リーマン・ショック時から深刻になったゾンビ化
さて、東京商工リサーチのリポートによると、興味深いことに日本ではゾンビ企業は減ってきている、というのだ。ただし、日本にどれだけの「ゾンビ企業」がいるかは、正確な統計があるわけではない。そこで、東京商工リサーチがさまざまな角度から分析と推測を試みている点が、今回のリポートのキモなのだ。
日本企業のゾンビ化は、2008年のリーマン・ショック時から深刻になったという。2009年12月に中小企業金融円滑化法が施行され、困窮した中小企業の金融機関への返済猶予や金利減免が行われ、返済負担が減った。

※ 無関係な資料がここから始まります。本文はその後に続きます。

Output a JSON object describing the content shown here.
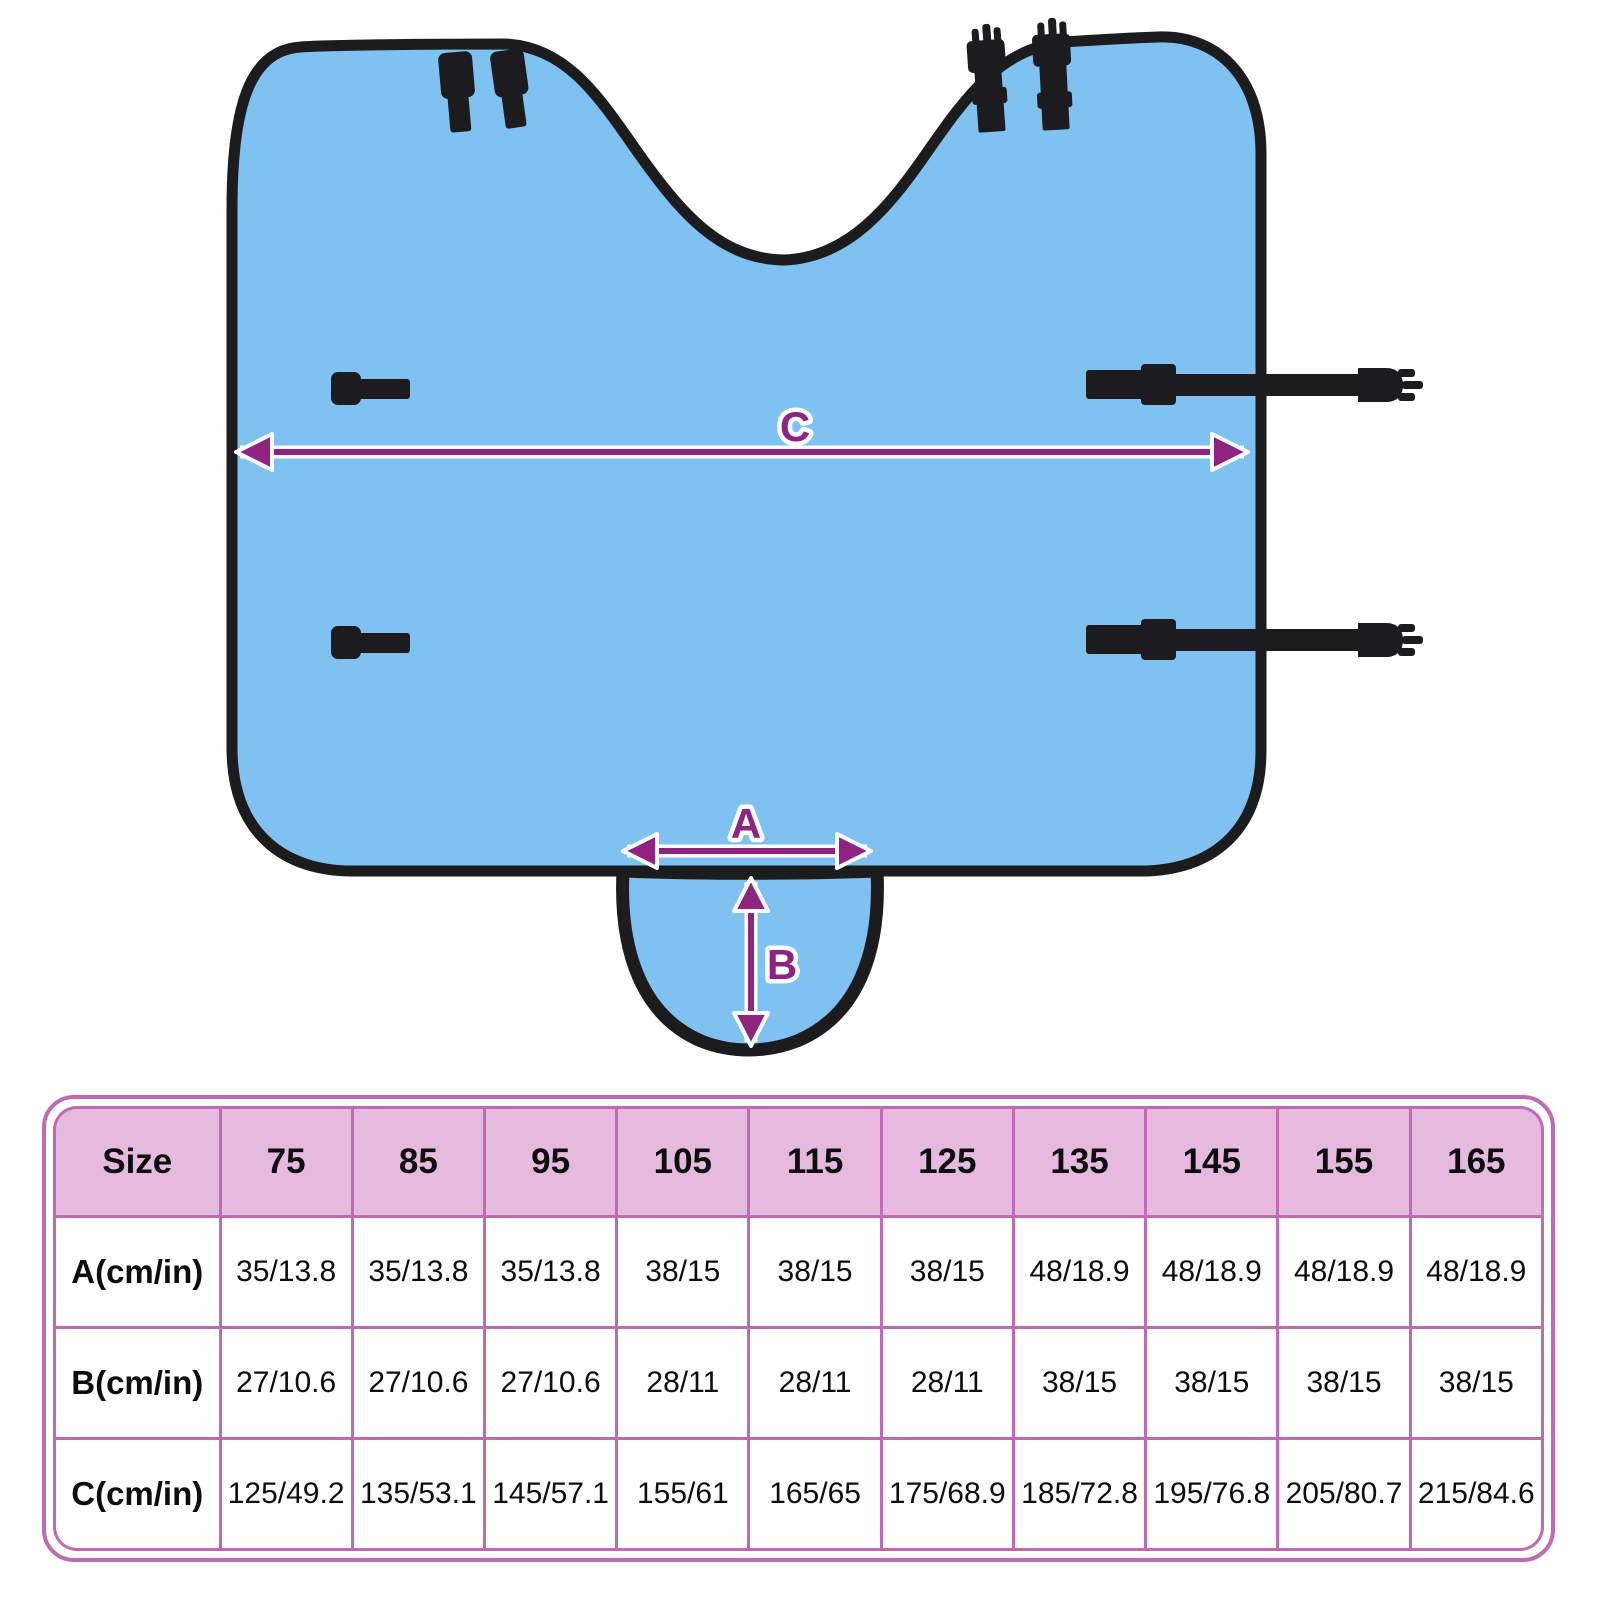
{
  "colors": {
    "fabric_blue": "#7fc2f1",
    "edge_black": "#1c1c1f",
    "dimension_purple": "#8e2480",
    "table_border_pink": "#c06ab3",
    "table_header_pink": "#e6b9df",
    "table_cell_white": "#ffffff"
  },
  "diagram": {
    "labels": {
      "width_a": "A",
      "depth_b": "B",
      "width_c": "C"
    }
  },
  "table": {
    "columns": [
      "Size",
      "75",
      "85",
      "95",
      "105",
      "115",
      "125",
      "135",
      "145",
      "155",
      "165"
    ],
    "rows": [
      {
        "label": "A(cm/in)",
        "values": [
          "35/13.8",
          "35/13.8",
          "35/13.8",
          "38/15",
          "38/15",
          "38/15",
          "48/18.9",
          "48/18.9",
          "48/18.9",
          "48/18.9"
        ]
      },
      {
        "label": "B(cm/in)",
        "values": [
          "27/10.6",
          "27/10.6",
          "27/10.6",
          "28/11",
          "28/11",
          "28/11",
          "38/15",
          "38/15",
          "38/15",
          "38/15"
        ]
      },
      {
        "label": "C(cm/in)",
        "values": [
          "125/49.2",
          "135/53.1",
          "145/57.1",
          "155/61",
          "165/65",
          "175/68.9",
          "185/72.8",
          "195/76.8",
          "205/80.7",
          "215/84.6"
        ]
      }
    ]
  }
}
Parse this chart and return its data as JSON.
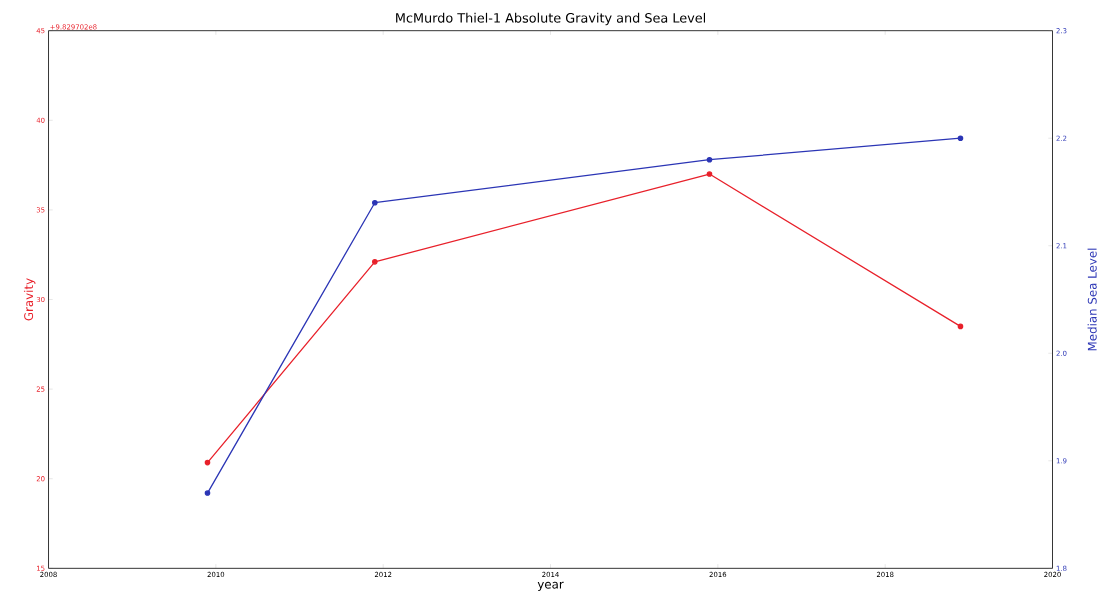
{
  "chart_data": {
    "type": "line",
    "title": "McMurdo Thiel-1 Absolute Gravity and Sea Level",
    "xlabel": "year",
    "ylabel": "Gravity",
    "y2label": "Median Sea Level",
    "annotations": [
      "+9.829702e8"
    ],
    "xlim": [
      2008,
      2020
    ],
    "xticks": [
      2008,
      2010,
      2012,
      2014,
      2016,
      2018,
      2020
    ],
    "ylim": [
      15,
      45
    ],
    "yticks": [
      15,
      20,
      25,
      30,
      35,
      40,
      45
    ],
    "y2lim": [
      1.8,
      2.3
    ],
    "y2ticks": [
      1.8,
      1.9,
      {
        "value": 2.0,
        "label": "2.0"
      },
      2.1,
      2.2,
      2.3
    ],
    "marker": "circle",
    "line_style": "solid",
    "grid": false,
    "x": [
      2009.9,
      2011.9,
      2015.9,
      2018.9
    ],
    "series": [
      {
        "color": "#e8202a",
        "axis": "y",
        "values": [
          20.9,
          32.1,
          37.0,
          28.5
        ]
      },
      {
        "color": "#2b35b5",
        "axis": "y2",
        "values": [
          1.87,
          2.14,
          2.18,
          2.2
        ]
      }
    ]
  }
}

金融円滑化法を申し込んだ件数は、2013年までの同法終了までに延べ437万件に達したが、1社で多くの金融機関に申し込んだため、実際に活用した企業数は不明だった。しかし、東京商工リサーチでは独自の取材によって約30万社と発表した。
政府は、経営コンサルタントなどで組織する中小企業再生支援協議会などをつくり、困窮した中小企業の経営改善に努めた。もっとも、なんとか資金繰りを果たした多くの中小企業はそこに足を運ばなかった。結局、ゾンビ企業とその予備軍が「野ざらし」となったまま約10年が経過し、こうした企業への抜本的対応ができないまま、コロナ禍に見舞われたわけだ。